“Science is largely about memorizing facts.” So wrong, so prevalent, so frustrating.
David Wittman teaches introductory astronomy at UC Davis, and he decided to see if his course affected attitudes like this. In a recent preprint he describes the results of a before and after survey covering a range of statements about how science works.
It’s not fully systematic, as he points out himself, but there are some interesting results that would be fascinating to see confirmed.
He gave the same survey at the beginning and end of the course, and measured the shift in responses.
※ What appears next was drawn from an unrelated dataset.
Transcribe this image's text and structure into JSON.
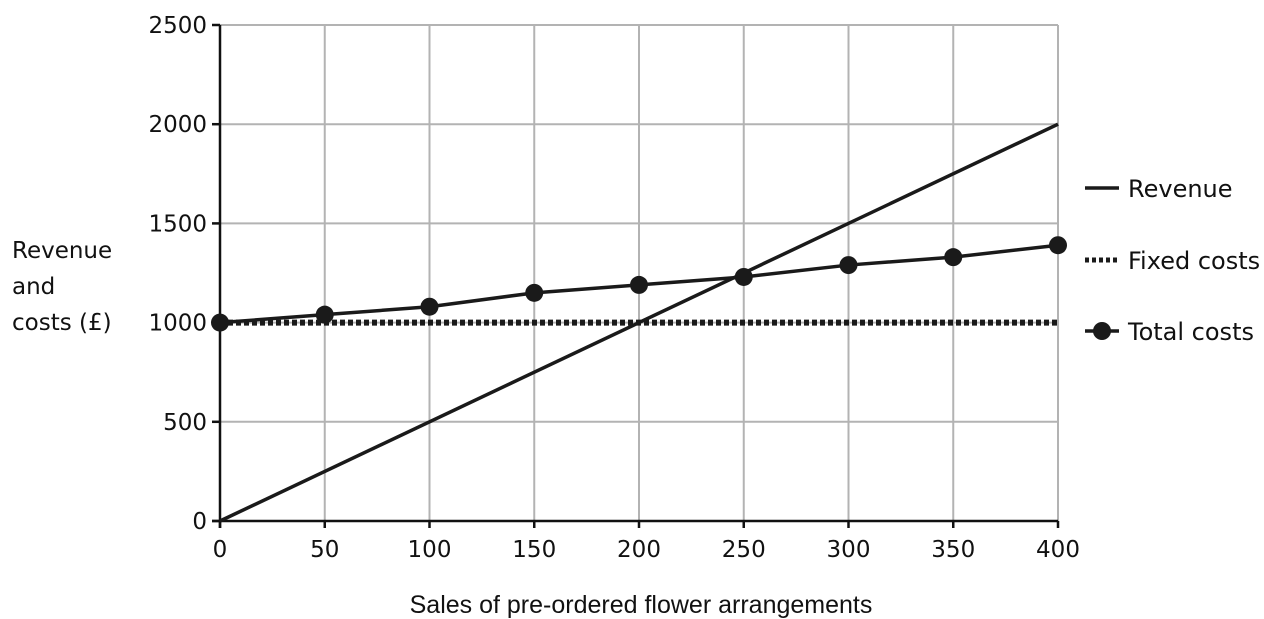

The biggest shift occurred in the question
A bit of information is considered scientific when: (a) it is supported by evidence; [or] (e) it is supported by eminent scientists.
However, there was no significant change in the responses to the statements
I want my tax money to help support science.
Science is fun.
The pattern seems to be — looking over the whole list — that students did in fact gain a better understanding of the mechanics of doing science, but that didn’t translate into more of a perceived importance of actually doing it. (The question that led off this post came in the middle of the pack — a just barely statistically significant shift toward the answer a scientist would give) Again, a more comprehensive study would need to be done to get a real picture of what’s happening.
My favorite part of his description, incidentally, was the little black boxes. He gave out a bunch of them — with holes and marbles to drop in — and let students play around and experiment to determine what was inside them. Then, at the end, he didn’t tell them the answer.